Наконец, с окончанием лета лихорадка отступила, и, на удивление, пациент не умер. Ни один врач не усомнится в том, что я дала ему достаточно яда, чтобы убить его много раз подряд, если бы его давали с такой целью. Ему также будет понятно состояние, в котором остался пациент. Им определенно удалось подорвать его силы.
Поздней осенью он впервые с июля встал на ноги. Все еще бессонный, нервный, зябкий, страдающий несварением желудка — сущая тень прежнего себя.

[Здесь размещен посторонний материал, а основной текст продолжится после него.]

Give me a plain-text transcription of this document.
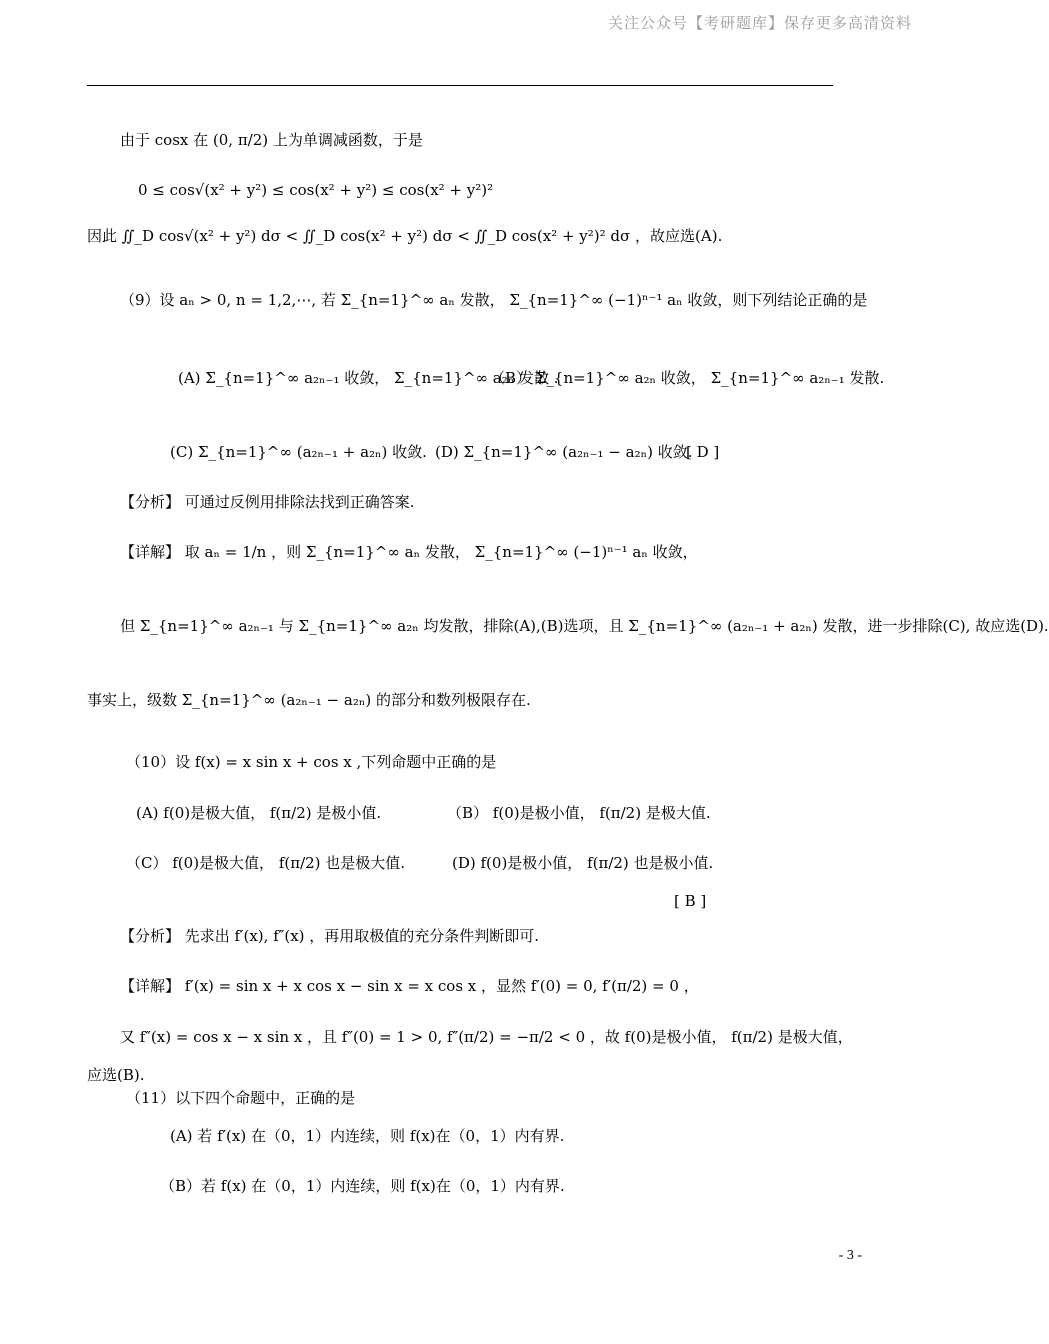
关注公众号【考研题库】保存更多高清资料
由于 cosx 在 (0, π/2) 上为单调减函数，于是
0 ≤ cos√(x² + y²) ≤ cos(x² + y²) ≤ cos(x² + y²)²
因此 ∬_D cos√(x² + y²) dσ < ∬_D cos(x² + y²) dσ < ∬_D cos(x² + y²)² dσ ，故应选(A).
（9）设 aₙ > 0, n = 1,2,⋯, 若 Σ_{n=1}^∞ aₙ 发散， Σ_{n=1}^∞ (−1)ⁿ⁻¹ aₙ 收敛，则下列结论正确的是
(A) Σ_{n=1}^∞ a₂ₙ₋₁ 收敛， Σ_{n=1}^∞ a₂ₙ 发散 .
（B） Σ_{n=1}^∞ a₂ₙ 收敛， Σ_{n=1}^∞ a₂ₙ₋₁ 发散.
(C) Σ_{n=1}^∞ (a₂ₙ₋₁ + a₂ₙ) 收敛. (D) Σ_{n=1}^∞ (a₂ₙ₋₁ − a₂ₙ) 收敛.
[ D ]
【分析】 可通过反例用排除法找到正确答案.
【详解】 取 aₙ = 1/n ，则 Σ_{n=1}^∞ aₙ 发散， Σ_{n=1}^∞ (−1)ⁿ⁻¹ aₙ 收敛，
但 Σ_{n=1}^∞ a₂ₙ₋₁ 与 Σ_{n=1}^∞ a₂ₙ 均发散，排除(A),(B)选项，且 Σ_{n=1}^∞ (a₂ₙ₋₁ + a₂ₙ) 发散，进一步排除(C), 故应选(D).
事实上，级数 Σ_{n=1}^∞ (a₂ₙ₋₁ − a₂ₙ) 的部分和数列极限存在.
（10）设 f(x) = x sin x + cos x ,下列命题中正确的是
(A) f(0)是极大值， f(π/2) 是极小值.	（B） f(0)是极小值， f(π/2) 是极大值.
（C） f(0)是极大值， f(π/2) 也是极大值.	(D) f(0)是极小值， f(π/2) 也是极小值.
[ B ]
【分析】 先求出 f′(x), f″(x) ，再用取极值的充分条件判断即可.
【详解】 f′(x) = sin x + x cos x − sin x = x cos x ，显然 f′(0) = 0, f′(π/2) = 0 ，
又 f″(x) = cos x − x sin x ，且 f″(0) = 1 > 0, f″(π/2) = −π/2 < 0 ，故 f(0)是极小值， f(π/2) 是极大值，
应选(B).
（11）以下四个命题中，正确的是
(A) 若 f′(x) 在（0，1）内连续，则 f(x)在（0，1）内有界.
（B）若 f(x) 在（0，1）内连续，则 f(x)在（0，1）内有界.
- 3 -
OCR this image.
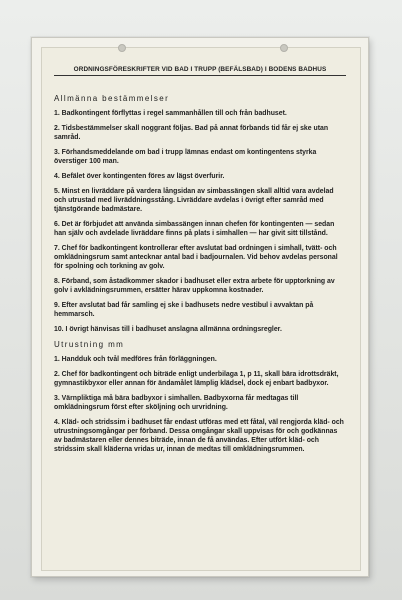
ORDNINGSFÖRESKRIFTER VID BAD I TRUPP (BEFÄLSBAD) I BODENS BADHUS
Allmänna bestämmelser
1. Badkontingent förflyttas i regel sammanhållen till och från badhuset.
2. Tidsbestämmelser skall noggrant följas. Bad på annat förbands tid får ej ske utan samråd.
3. Förhandsmeddelande om bad i trupp lämnas endast om kontingentens styrka överstiger 100 man.
4. Befälet över kontingenten föres av lägst överfurir.
5. Minst en livräddare på vardera långsidan av simbassängen skall alltid vara avdelad och utrustad med livräddningsstång. Livräddare avdelas i övrigt efter samråd med tjänstgörande badmästare.
6. Det är förbjudet att använda simbassängen innan chefen för kontingenten — sedan han själv och avdelade livräddare finns på plats i simhallen — har givit sitt tillstånd.
7. Chef för badkontingent kontrollerar efter avslutat bad ordningen i simhall, tvätt- och omklädningsrum samt antecknar antal bad i badjournalen. Vid behov avdelas personal för spolning och torkning av golv.
8. Förband, som åstadkommer skador i badhuset eller extra arbete för upptorkning av golv i avklädningsrummen, ersätter härav uppkomna kostnader.
9. Efter avslutat bad får samling ej ske i badhusets nedre vestibul i avvaktan på hemmarsch.
10. I övrigt hänvisas till i badhuset anslagna allmänna ordningsregler.
Utrustning mm
1. Handduk och tvål medföres från förläggningen.
2. Chef för badkontingent och biträde enligt underbilaga 1, p 11, skall bära idrottsdräkt, gymnastikbyxor eller annan för ändamålet lämplig klädsel, dock ej enbart badbyxor.
3. Värnpliktiga må bära badbyxor i simhallen. Badbyxorna får medtagas till omklädningsrum först efter sköljning och urvridning.
4. Kläd- och stridssim i badhuset får endast utföras med ett fåtal, väl rengjorda kläd- och utrustningsomgångar per förband. Dessa omgångar skall uppvisas för och godkännas av badmästaren eller dennes biträde, innan de få användas. Efter utfört kläd- och stridssim skall kläderna vridas ur, innan de medtas till omklädningsrummen.
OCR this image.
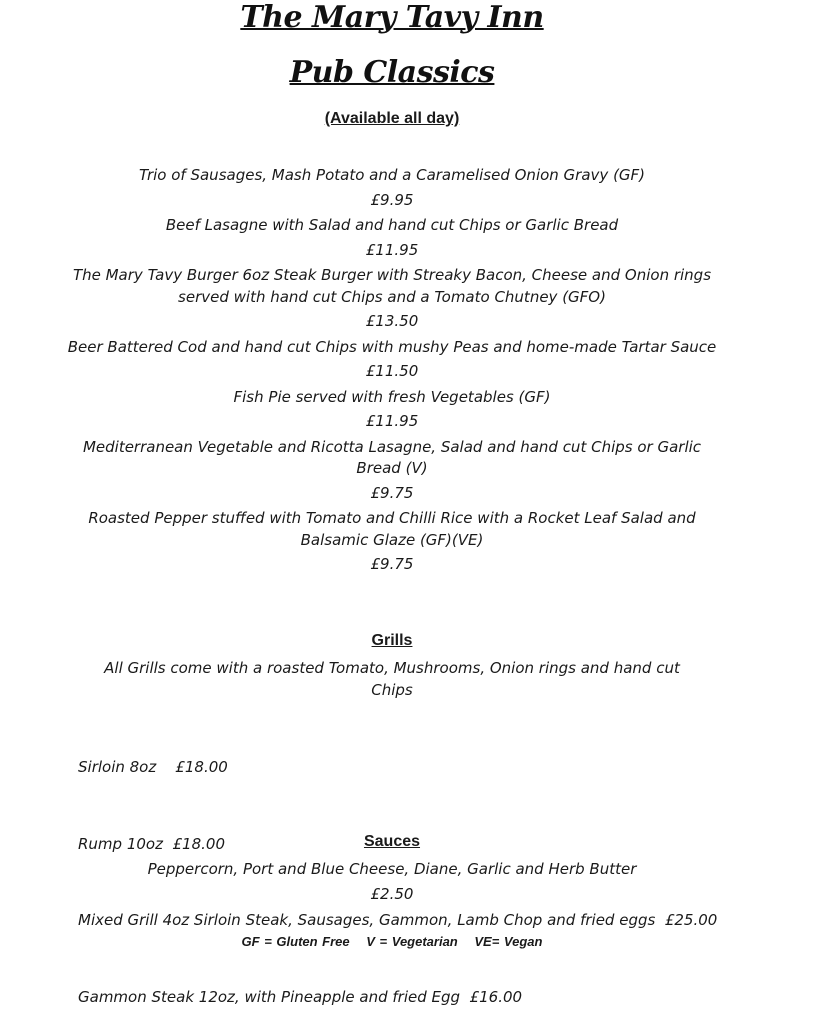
The Mary Tavy Inn
Pub Classics
(Available all day)
Trio of Sausages, Mash Potato and a Caramelised Onion Gravy (GF)
£9.95
Beef Lasagne with Salad and hand cut Chips or Garlic Bread
£11.95
The Mary Tavy Burger 6oz Steak Burger with Streaky Bacon, Cheese and Onion rings served with hand cut Chips and a Tomato Chutney (GFO)
£13.50
Beer Battered Cod and hand cut Chips with mushy Peas and home-made Tartar Sauce
£11.50
Fish Pie served with fresh Vegetables (GF)
£11.95
Mediterranean Vegetable and Ricotta Lasagne, Salad and hand cut Chips or Garlic Bread (V)
£9.75
Roasted Pepper stuffed with Tomato and Chilli Rice with a Rocket Leaf Salad and Balsamic Glaze (GF)(VE)
£9.75
Grills
All Grills come with a roasted Tomato, Mushrooms, Onion rings and hand cut Chips

Sirloin 8oz    £18.00

Rump 10oz  £18.00

Mixed Grill 4oz Sirloin Steak, Sausages, Gammon, Lamb Chop and fried eggs  £25.00

Gammon Steak 12oz, with Pineapple and fried Egg  £16.00

Sauces
Peppercorn, Port and Blue Cheese, Diane, Garlic and Herb Butter
£2.50
GF = Gluten Free V = Vegetarian VE= Vegan
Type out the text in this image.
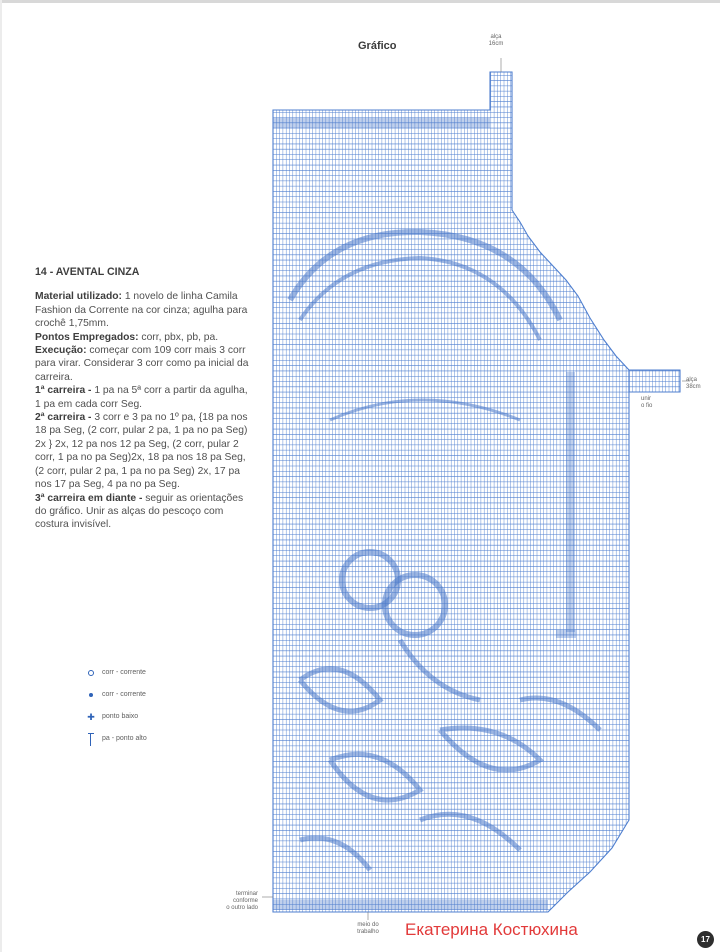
Gráfico
alça
16cm
alça
38cm
unir
o fio
terminar
conforme
o outro lado
meio do
trabalho
14 - AVENTAL CINZA

Material utilizado: 1 novelo de linha Camila Fashion da Corrente na cor cinza; agulha para crochê 1,75mm.

Pontos Empregados: corr, pbx, pb, pa.

Execução: começar com 109 corr mais 3 corr para virar. Considerar 3 corr como pa inicial da carreira.

1ª carreira - 1 pa na 5ª corr a partir da agulha, 1 pa em cada corr Seg.

2ª carreira - 3 corr e 3 pa no 1º pa, {18 pa nos 18 pa Seg, (2 corr, pular 2 pa, 1 pa no pa Seg) 2x } 2x, 12 pa nos 12 pa Seg, (2 corr, pular 2 corr, 1 pa no pa Seg)2x, 18 pa nos 18 pa Seg, (2 corr, pular 2 pa, 1 pa no pa Seg) 2x, 17 pa nos 17 pa Seg, 4 pa no pa Seg.

3ª carreira em diante - seguir as orientações do gráfico. Unir as alças do pescoço com costura invisível.

corr - corrente
corr - corrente
✚ ponto baixo
pa - ponto alto
Екатерина Костюхина
17
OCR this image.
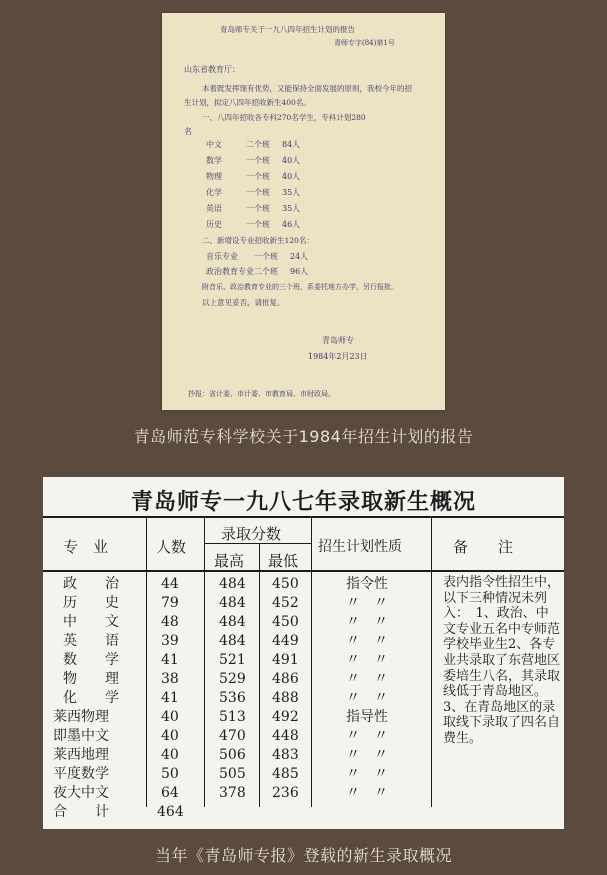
青岛师专关于一九八四年招生计划的报告
青师专字(84)第1号
山东省教育厅：
本着既发挥现有优势，又能保持全面发展的原则，我校今年的招
生计划，拟定八四年招收新生400名。
一、八四年招收各专科270名学生，专科计划280
名
中文	二个班 84人
数学	一个班 40人
物理	一个班 40人
化学	一个班 35人
英语	一个班 35人
历史	一个班 46人
二、新增设专业招收新生120名：
音乐专业 一个班 24人
政治教育专业 二个班 96人
附音乐、政治教育专业的三个班，系委托地方办学，另行报批。
以上意见妥否，请批复。
青岛师专
1984年2月23日
抄报：省计委、市计委、市教育局、市财政局。
青岛师范专科学校关于1984年招生计划的报告
青岛师专一九八七年录取新生概况
专　业	人数
录取分数
最高 最低
招生计划性质	备　　注
政　　治	44	484 450	指令性
历　　史	79	484 452	〃　〃
中　　文	48	484 450	〃　〃
英　　语	39	484 449	〃　〃
数　　学	41	521 491	〃　〃
物　　理	38	529 486	〃　〃
化　　学	41	536 488	〃　〃
莱西物理	40	513 492	指导性
即墨中文	40	470 448	〃　〃
莱西地理	40	506 483	〃　〃
平度数学	50	505 485	〃　〃
夜大中文	64	378 236	〃　〃
合　　计	464
表内指令性招生中，以下三种情况未列入：　1、政治、中文专业五名中专师范学校毕业生2、各专业共录取了东营地区委培生八名，其录取线低于青岛地区。3、在青岛地区的录取线下录取了四名自费生。
当年《青岛师专报》登载的新生录取概况
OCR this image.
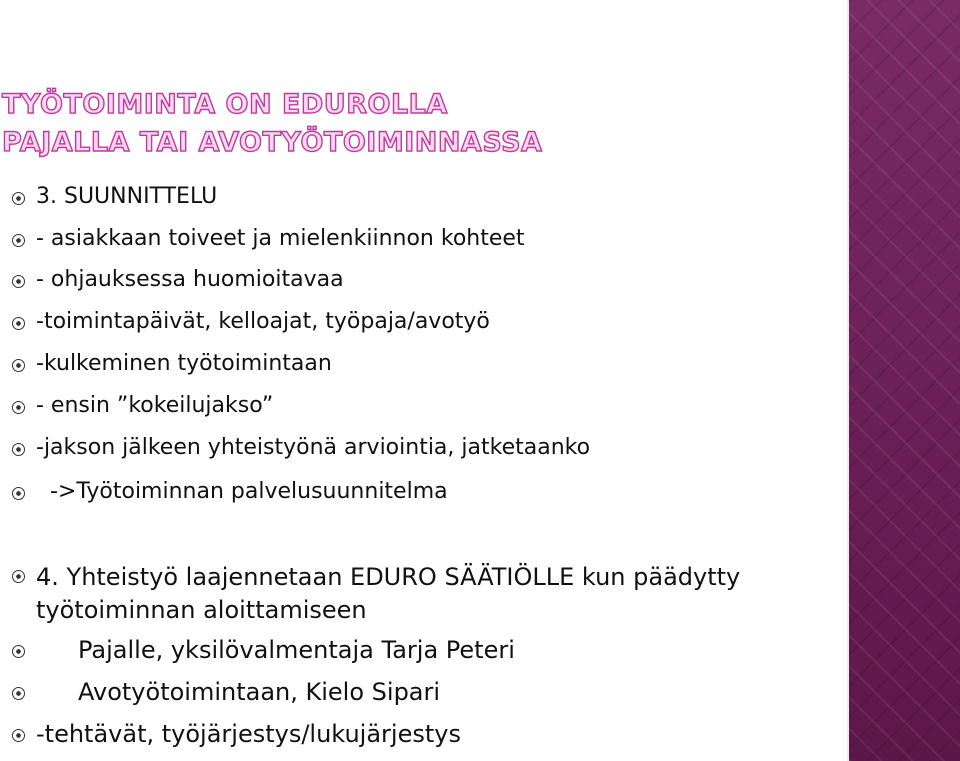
TYÖTOIMINTA ON EDUROLLA
PAJALLA TAI AVOTYÖTOIMINNASSA
3. SUUNNITTELU
- asiakkaan toiveet ja mielenkiinnon kohteet
- ohjauksessa huomioitavaa
-toimintapäivät, kelloajat, työpaja/avotyö
-kulkeminen työtoimintaan
- ensin ”kokeilujakso”
-jakson jälkeen yhteistyönä arviointia, jatketaanko
->Työtoiminnan palvelusuunnitelma
4. Yhteistyö laajennetaan EDURO SÄÄTIÖLLE kun päädytty työtoiminnan aloittamiseen
Pajalle, yksilövalmentaja Tarja Peteri
Avotyötoimintaan, Kielo Sipari
-tehtävät, työjärjestys/lukujärjestys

Никто так не переживал из-за его состояния, как его добрые и, по тем временам, искусные врачи, которые исчерпали свои знания и излили сочувствие и заботу как воду на пациента, которого за мужество и храбрость успели зауважать, а за страдания — полюбить с родительской нежностью.
Теперь все зависло от времени. Консилиумы врачей из окрестностей в радиусе двадцати миль выносили вердикт по этому делу. Они могли лишь давать рекомендации; и месяц за месяцем, сезон за сезоном следовали новые нарывы, сетоны и различные методы внешнего раздражения для отведения внутренней боли. Все это было моей излюбленной заботой.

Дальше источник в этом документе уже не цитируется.